Caren van Roekel

20 Chapter 2 1.3. Patient selection Currently, radioembolization is mainly indicated in a palliative setting for unresectable, chemorefractory primary and secondary hepatic malignancies (2). Several studies investigate(d) the role of radioembolization combined with systemic therapy in the first and second line treatment of colorectal cancer liver metastases (18) (19). Work-up for radioembolization includes clinical status, hematologic and biochemical status, anatomic assessment with CT/MR imaging and, when appropriate, molecular imaging with SPECT/CT or PET/CT. Indications and contraindications for radioembolization are listed in Table 1, according to Braat et al. (2). Since a higher age has no influence on prognosis, age is not a contraindication (20). In patients with hepatocellular carcinoma (HCC), radioembolization is reserved for patients with intermediate and early advanced disease stages (with Barcelona Clinic Liver Cancer [BCLC] stage B-C, liver-dominant disease, Eastern Cooperative Oncology Group [ECOG] status 1-2, and a portal vein tumor thrombus [PVT]). Patients with a Child-Pugh score >B7 and a main portal vein tumor thrombus tend to have a limited potential survival benefit after radioembolization, thus patient selection should be done carefully (2). It should be noted that, as clinical experience accumulates over the years, indications and contraindications may change over time. 2. WORKUP 2.1. Clinical investigations During clinical investigation, a detailed medical history of the patient should be obtained.

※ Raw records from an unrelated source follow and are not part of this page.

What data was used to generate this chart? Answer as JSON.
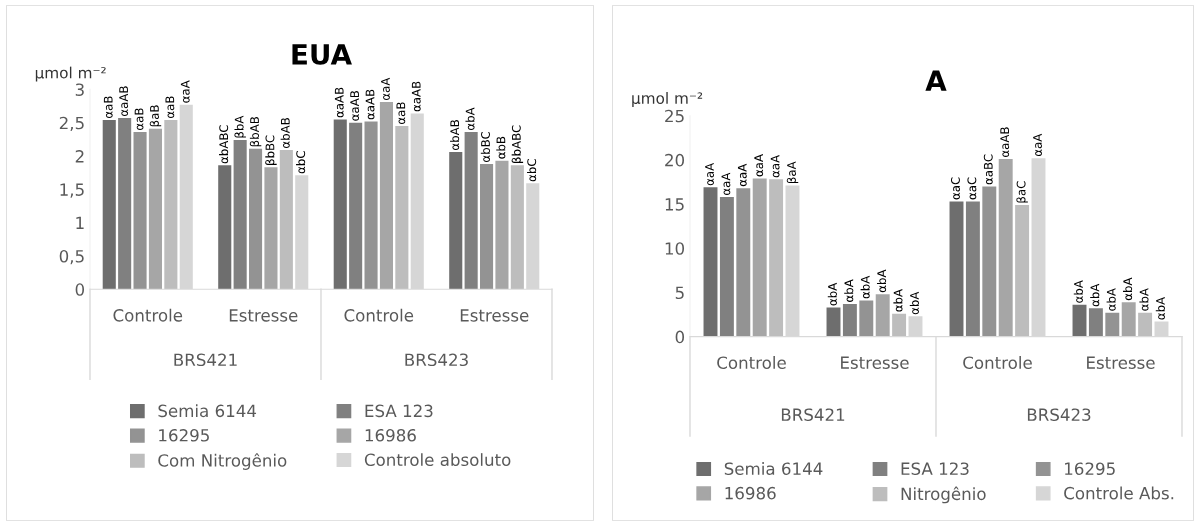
{
  "chart_data": [
    {
      "type": "bar",
      "title": "EUA",
      "ylabel": "µmol m⁻²",
      "categories": [
        "Controle",
        "Estresse",
        "Controle",
        "Estresse"
      ],
      "annotations": [
        "BRS421",
        "BRS423"
      ],
      "ylim": [
        0,
        3
      ],
      "yticks": [
        0,
        {
          "value": 0.5,
          "label": "0,5"
        },
        1,
        {
          "value": 1.5,
          "label": "1,5"
        },
        2,
        {
          "value": 2.5,
          "label": "2,5"
        },
        3
      ],
      "grid": false,
      "legend": "bottom",
      "series": [
        {
          "name": "Semia 6144",
          "color": "#6e6e6e",
          "values": [
            2.54,
            1.86,
            2.55,
            2.06
          ],
          "value_labels": [
            "αaB",
            "αbABC",
            "αaAB",
            "αbAB"
          ]
        },
        {
          "name": "ESA 123",
          "color": "#808080",
          "values": [
            2.57,
            2.24,
            2.5,
            2.36
          ],
          "value_labels": [
            "αaAB",
            "βbA",
            "αaAB",
            "αbA"
          ]
        },
        {
          "name": "16295",
          "color": "#939393",
          "values": [
            2.36,
            2.11,
            2.52,
            1.88
          ],
          "value_labels": [
            "αaB",
            "βbAB",
            "αaAB",
            "αbBC"
          ]
        },
        {
          "name": "16986",
          "color": "#a6a6a6",
          "values": [
            2.41,
            1.83,
            2.81,
            1.93
          ],
          "value_labels": [
            "βaB",
            "βbBC",
            "αaA",
            "αbB"
          ]
        },
        {
          "name": "Com Nitrogênio",
          "color": "#bdbdbd",
          "values": [
            2.54,
            2.09,
            2.45,
            1.86
          ],
          "value_labels": [
            "αaB",
            "αbAB",
            "αaB",
            "βbABC"
          ]
        },
        {
          "name": "Controle absoluto",
          "color": "#d6d6d6",
          "values": [
            2.77,
            1.71,
            2.64,
            1.59
          ],
          "value_labels": [
            "αaA",
            "αbC",
            "αaAB",
            "αbC"
          ]
        }
      ]
    },
    {
      "type": "bar",
      "title": "A",
      "ylabel": "µmol m⁻²",
      "categories": [
        "Controle",
        "Estresse",
        "Controle",
        "Estresse"
      ],
      "annotations": [
        "BRS421",
        "BRS423"
      ],
      "ylim": [
        0,
        25
      ],
      "yticks": [
        0,
        5,
        10,
        15,
        20,
        25
      ],
      "grid": false,
      "legend": "bottom",
      "series": [
        {
          "name": "Semia 6144",
          "color": "#6e6e6e",
          "values": [
            16.9,
            3.3,
            15.3,
            3.6
          ],
          "value_labels": [
            "αaA",
            "αbA",
            "αaC",
            "αbA"
          ]
        },
        {
          "name": "ESA 123",
          "color": "#808080",
          "values": [
            15.8,
            3.7,
            15.3,
            3.2
          ],
          "value_labels": [
            "αaA",
            "αbA",
            "αaC",
            "αbA"
          ]
        },
        {
          "name": "16295",
          "color": "#939393",
          "values": [
            16.8,
            4.1,
            17.0,
            2.7
          ],
          "value_labels": [
            "αaA",
            "αbA",
            "αaBC",
            "αbA"
          ]
        },
        {
          "name": "16986",
          "color": "#a6a6a6",
          "values": [
            17.9,
            4.8,
            20.1,
            3.9
          ],
          "value_labels": [
            "αaA",
            "αbA",
            "αaAB",
            "αbA"
          ]
        },
        {
          "name": "Nitrogênio",
          "color": "#bdbdbd",
          "values": [
            17.8,
            2.6,
            14.9,
            2.7
          ],
          "value_labels": [
            "αaA",
            "αbA",
            "βaC",
            "αbA"
          ]
        },
        {
          "name": "Controle Abs.",
          "color": "#d6d6d6",
          "values": [
            17.1,
            2.3,
            20.2,
            1.7
          ],
          "value_labels": [
            "βaA",
            "αbA",
            "αaA",
            "αbA"
          ]
        }
      ]
    }
  ]
}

Previous treatments, current use of medication, chronic diseases, allergies and recent periods of acute illness should be recorded. Also, the performance status (as defined by the World Health Organization(WHO)/ECOG (21)) should be defined: 0 – asymptomatic, 1 – symptomatic but completely ambulatory, 2 – symptomatic and <50% of time in bed, 3 – symptomatic and >50% of time in bed but not bedbound, 4 – bedbound, 5 – dead. A performance status >2 is considered an exclusion criterion for radioembolization.